Nvidia has announced the GeForce MX150, their video card for laptops. The new product is primarily aimed at the entry-level market for discrete graphics. Nvidia says the new MX150 chip is slightly powerful than the integrated GPU on the motherboard.
The MX150 is a Pascal series graphics card succeeding the 930M and the 940M Maxwell-based cards part of numerous laptops in the past couple of years. According to Guru 3D, Nvidia's new announcement is likely due to the upcoming Computex event where partner manufacturers will announce new laptops with the latest chip.
The technical aspects of the MX150 graphics card are very limited. The manufacturer hasn't posted any details about the newly released laptop graphics, as always like every other low-end parts. Nvidia claims the new card is based on the GDDR5 architecture with a performance boost of 33 percent over that of a GeForce 940MX card.
As mentioned by AnandTech, the new MX150 graphics card has triple the power efficiency to performance per watt. Nvidia's new product is on par with the 930MX in terms of power consumption. The report suggests Nvidia's baseline specifications seem to favor TDP over clock speeds.
It is to be noted that the newly released MX150 graphics card doesn't really favor serious gaming on laptops.

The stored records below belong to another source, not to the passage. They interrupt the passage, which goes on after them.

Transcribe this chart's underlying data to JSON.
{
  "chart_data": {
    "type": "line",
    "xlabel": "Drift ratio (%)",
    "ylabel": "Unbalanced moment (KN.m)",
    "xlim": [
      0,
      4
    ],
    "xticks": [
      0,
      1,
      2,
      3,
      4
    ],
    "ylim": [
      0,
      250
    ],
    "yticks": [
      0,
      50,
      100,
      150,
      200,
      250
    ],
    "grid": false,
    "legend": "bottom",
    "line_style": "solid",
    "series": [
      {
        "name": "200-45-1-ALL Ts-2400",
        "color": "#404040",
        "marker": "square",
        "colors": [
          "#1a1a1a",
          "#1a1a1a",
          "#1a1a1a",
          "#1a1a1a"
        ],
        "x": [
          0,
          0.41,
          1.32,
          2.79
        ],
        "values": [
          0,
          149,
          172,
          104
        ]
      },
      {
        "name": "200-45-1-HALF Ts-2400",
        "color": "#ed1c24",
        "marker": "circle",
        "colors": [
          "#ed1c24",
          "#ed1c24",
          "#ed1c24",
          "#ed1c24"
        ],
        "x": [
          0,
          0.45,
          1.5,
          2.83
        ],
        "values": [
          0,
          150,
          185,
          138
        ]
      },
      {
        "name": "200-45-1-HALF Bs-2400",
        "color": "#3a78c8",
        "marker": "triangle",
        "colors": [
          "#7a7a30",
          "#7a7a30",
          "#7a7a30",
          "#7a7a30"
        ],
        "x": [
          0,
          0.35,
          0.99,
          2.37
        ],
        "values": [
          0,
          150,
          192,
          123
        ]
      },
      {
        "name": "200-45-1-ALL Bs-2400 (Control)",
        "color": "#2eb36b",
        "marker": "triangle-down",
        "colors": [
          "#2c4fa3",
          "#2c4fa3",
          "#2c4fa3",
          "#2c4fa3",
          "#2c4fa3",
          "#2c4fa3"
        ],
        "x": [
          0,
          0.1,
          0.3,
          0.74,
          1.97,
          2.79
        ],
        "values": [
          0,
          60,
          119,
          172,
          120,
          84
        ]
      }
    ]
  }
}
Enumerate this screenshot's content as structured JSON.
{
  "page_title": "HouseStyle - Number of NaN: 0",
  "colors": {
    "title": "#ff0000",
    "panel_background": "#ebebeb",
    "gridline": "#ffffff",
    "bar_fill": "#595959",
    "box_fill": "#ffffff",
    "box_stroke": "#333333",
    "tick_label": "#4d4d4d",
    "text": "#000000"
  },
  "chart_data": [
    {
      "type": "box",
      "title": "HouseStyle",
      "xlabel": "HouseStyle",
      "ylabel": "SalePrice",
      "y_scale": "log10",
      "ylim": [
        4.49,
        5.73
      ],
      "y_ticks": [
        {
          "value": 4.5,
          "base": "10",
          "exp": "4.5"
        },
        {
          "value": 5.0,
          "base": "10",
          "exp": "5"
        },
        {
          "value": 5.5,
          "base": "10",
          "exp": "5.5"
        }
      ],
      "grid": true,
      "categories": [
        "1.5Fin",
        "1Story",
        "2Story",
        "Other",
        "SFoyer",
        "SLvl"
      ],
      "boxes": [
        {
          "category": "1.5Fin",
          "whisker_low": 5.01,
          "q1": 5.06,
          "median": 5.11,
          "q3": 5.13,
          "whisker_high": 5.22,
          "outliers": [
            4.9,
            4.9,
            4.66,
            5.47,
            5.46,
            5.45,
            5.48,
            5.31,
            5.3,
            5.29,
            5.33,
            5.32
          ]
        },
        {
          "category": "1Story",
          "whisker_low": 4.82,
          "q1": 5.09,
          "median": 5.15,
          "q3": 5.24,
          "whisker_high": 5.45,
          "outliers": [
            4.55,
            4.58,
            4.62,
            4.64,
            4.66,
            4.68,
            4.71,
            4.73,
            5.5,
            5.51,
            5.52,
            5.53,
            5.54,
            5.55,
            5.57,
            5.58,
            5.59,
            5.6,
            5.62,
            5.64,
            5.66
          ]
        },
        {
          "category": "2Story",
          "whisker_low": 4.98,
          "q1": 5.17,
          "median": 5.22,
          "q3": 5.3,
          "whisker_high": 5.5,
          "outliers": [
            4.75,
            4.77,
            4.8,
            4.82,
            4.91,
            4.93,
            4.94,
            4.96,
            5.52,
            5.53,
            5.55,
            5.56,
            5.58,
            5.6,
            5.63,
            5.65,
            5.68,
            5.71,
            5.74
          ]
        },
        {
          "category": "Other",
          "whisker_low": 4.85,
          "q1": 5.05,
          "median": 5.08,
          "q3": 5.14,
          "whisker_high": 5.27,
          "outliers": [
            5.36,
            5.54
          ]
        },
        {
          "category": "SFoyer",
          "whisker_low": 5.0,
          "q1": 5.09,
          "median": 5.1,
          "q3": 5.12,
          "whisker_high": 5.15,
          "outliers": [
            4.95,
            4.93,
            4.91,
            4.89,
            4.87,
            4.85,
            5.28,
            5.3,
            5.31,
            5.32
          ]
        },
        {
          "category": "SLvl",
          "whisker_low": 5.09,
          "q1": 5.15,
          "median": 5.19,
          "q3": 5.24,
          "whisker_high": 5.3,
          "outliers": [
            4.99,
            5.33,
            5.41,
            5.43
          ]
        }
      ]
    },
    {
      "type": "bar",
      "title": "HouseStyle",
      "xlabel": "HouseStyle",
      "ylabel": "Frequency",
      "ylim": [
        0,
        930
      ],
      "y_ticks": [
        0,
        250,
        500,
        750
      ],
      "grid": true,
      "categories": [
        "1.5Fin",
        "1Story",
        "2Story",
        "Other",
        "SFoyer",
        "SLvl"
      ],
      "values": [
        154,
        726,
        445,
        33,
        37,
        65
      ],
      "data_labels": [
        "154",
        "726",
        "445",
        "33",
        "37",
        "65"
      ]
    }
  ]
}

But as an entry-level product, consumers will be able to make use of a richer feature set that would help in rendering and media tasks. Nvidia's new entry-level graphics will be paired up with Intel's U-series CPUs mainly present in Ultrabooks.
The company has also silently announced the GT1030 desktop graphics and is also the entry-level product currently. While the MX150 from Nvidia is their latest product on offer, the company recently unveiled their top-of-the-line desktop cards like the GTX 1080 Ti and the Titan Xp alongside releasing a Volta-based non-consumer card.